Quantifying uncertainty
A classical success story in machine learning (ML) and artificial intelligence (AI) in the last decade is the extraordinary accuracy in prediction and classification task – such as object recognition in images - obtained with large ML models. At the same time, many recent advances and open problems in AI require a deeper integration of ML with probabilistic thinking, including the need to build probabilistic representations of data. One obvious example is quantifying the uncertainty surrounding a prediction or classification. Think, for example, at purely providing a doctor with an AI-based diagnosis of a disease versus providing an assessment of our confidence in such diagnosis.

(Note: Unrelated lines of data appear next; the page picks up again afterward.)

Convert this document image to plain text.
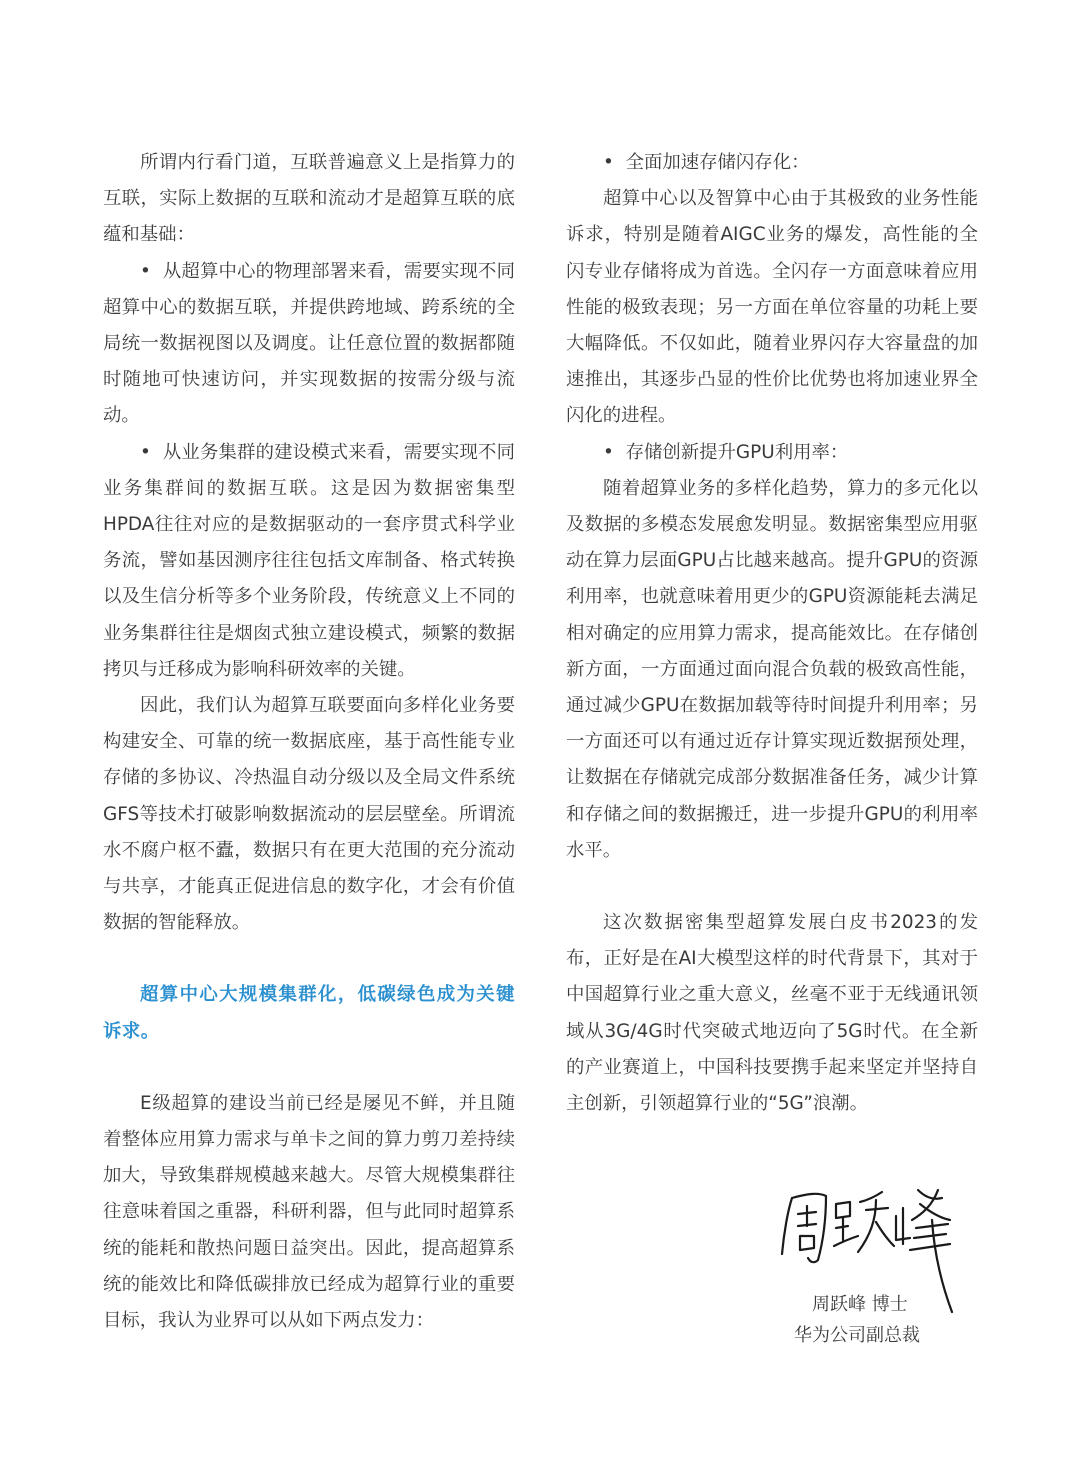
所谓内行看门道，互联普遍意义上是指算力的互联，实际上数据的互联和流动才是超算互联的底蕴和基础：

• 从超算中心的物理部署来看，需要实现不同超算中心的数据互联，并提供跨地域、跨系统的全局统一数据视图以及调度。让任意位置的数据都随时随地可快速访问，并实现数据的按需分级与流动。

• 从业务集群的建设模式来看，需要实现不同业务集群间的数据互联。这是因为数据密集型HPDA往往对应的是数据驱动的一套序贯式科学业务流，譬如基因测序往往包括文库制备、格式转换以及生信分析等多个业务阶段，传统意义上不同的业务集群往往是烟囱式独立建设模式，频繁的数据拷贝与迁移成为影响科研效率的关键。

因此，我们认为超算互联要面向多样化业务要构建安全、可靠的统一数据底座，基于高性能专业存储的多协议、冷热温自动分级以及全局文件系统GFS等技术打破影响数据流动的层层壁垒。所谓流水不腐户枢不蠹，数据只有在更大范围的充分流动与共享，才能真正促进信息的数字化，才会有价值数据的智能释放。

超算中心大规模集群化，低碳绿色成为关键诉求。

E级超算的建设当前已经是屡见不鲜，并且随着整体应用算力需求与单卡之间的算力剪刀差持续加大，导致集群规模越来越大。尽管大规模集群往往意味着国之重器，科研利器，但与此同时超算系统的能耗和散热问题日益突出。因此，提高超算系统的能效比和降低碳排放已经成为超算行业的重要目标，我认为业界可以从如下两点发力：

• 全面加速存储闪存化：

超算中心以及智算中心由于其极致的业务性能诉求，特别是随着AIGC业务的爆发，高性能的全闪专业存储将成为首选。全闪存一方面意味着应用性能的极致表现；另一方面在单位容量的功耗上要大幅降低。不仅如此，随着业界闪存大容量盘的加速推出，其逐步凸显的性价比优势也将加速业界全闪化的进程。

• 存储创新提升GPU利用率：

随着超算业务的多样化趋势，算力的多元化以及数据的多模态发展愈发明显。数据密集型应用驱动在算力层面GPU占比越来越高。提升GPU的资源利用率，也就意味着用更少的GPU资源能耗去满足相对确定的应用算力需求，提高能效比。在存储创新方面，一方面通过面向混合负载的极致高性能，通过减少GPU在数据加载等待时间提升利用率；另一方面还可以有通过近存计算实现近数据预处理，让数据在存储就完成部分数据准备任务，减少计算和存储之间的数据搬迁，进一步提升GPU的利用率水平。

这次数据密集型超算发展白皮书2023的发布，正好是在AI大模型这样的时代背景下，其对于中国超算行业之重大意义，丝毫不亚于无线通讯领域从3G/4G时代突破式地迈向了5G时代。在全新的产业赛道上，中国科技要携手起来坚定并坚持自主创新，引领超算行业的“5G”浪潮。

周跃峰 博士
华为公司副总裁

A popular example of probabilistic modelling in AI is offered by so-called generative models, which witnessed major advances in recent years. Instances include models for the generation of images (including controversial so-called deepfakes), text (from automatic creating captions for images to advanced chatbots), or even art (such as music generation software). The fundamental idea there is to build probabilistic models that are able to generate data that "look like" real data, e.g., photos of people that have never existed but could have existed. They are different from "discriminative" models that learn, for example, to predict which object is shown in a picture (despite poor light, uncommon posture etc) but cannot generate new images where such an object is shown. More generally, probabilistic modelling is not only about generating new "fake" data. It is about learning generative mechanisms, i.e. building models that quantify and potentially reproduce the randomness inherent in data. Such probabilistic representations can help to perform various ML-related tasks such as identifying "unlikely" observations that might need additional information before being able to take a reliable decision; quantifying the uncertainty about a prediction or decision produced by a ML model; detecting outliers and suspicious behaviour; and exploiting the inferred generative model to make inferences about latent structures in the data.
Broadly speaking, probabilistic and generative thinking is widely used across sciences. Although different in their aims and interpretations, fundamental concepts such as latent variables, random effects, factor models, or mixture models that are pervasive across social sciences are actually examples of generative models. A classic example is given by topic models, which allow automatic extraction of meaningful topics from large corpus of text documents or, in other words, allow understanding and characterizing what documents are talking about. These and many other natural language processing techniques have enabled researchers and companies to treat "text as data" to be fed as input for downstream tasks, thus having major impact in many application areas including research in Political Science and Economics. Another common example is probabilistic recommendation, where "products" and "customers" are assumed to possess latent unobserved features that determine the likelihood of a given customer giving a certain rating to a given product. Statistical learning is then used to infer relevant features from observed data and thus build a concise and yet informative representation of products and customers types.
Many generative models, including the examples above, build a probabilistic representation for data x by specifying a joint probability model for x and z, p(x,z), where z are latent variables aimed at modelling fundamental but unobserved sources of variation. In the above examples z would be topics and x words chosen depending on the topic; or z would be customer and product features and x the observed ratings. Learning from such models, either in order to produce new data or to make inference about underlying structures, requires to compute the marginal distribution of data, p(x), or the so-called posterior distribution of latent variables given the observed data, p(z | x). These tasks involve major computational challenges, especially in modern applications with thousands or millions of latent variables in the model. These challenges are usually tackled with one of two main classes of algorithms: variational ones, which build a deterministic and "easier-to-handle" approximation of p(z | x); and Monte Carlo ones, which build a stochastic representation of p(z | x) by appropriately drawn random samples. Providing deeper understanding of the computational and statistical workings of such algorithms in the context of large-scale probabilistic models, as well as developing better and more efficient algorithms, is the focus of my recent ERC Starting Grant for the project "Provable Scalability for high-dimensional Bayesian Learning".
Looking forward, a deeper integration between probabilistic thinking and AI can contribute to tackle key challenges in these fields, ranging from uncertainty quantification to interpretability. A fascinating aspect of current research in probabilistic and generative modelling is that similar frameworks and even algorithms are nowadays increasingly used across very diverse scientific fields. This gives a key importance and responsibility to methodological research in Statistics and ML, which can help recognizing common structures and facilitate the flow of ideas across fields.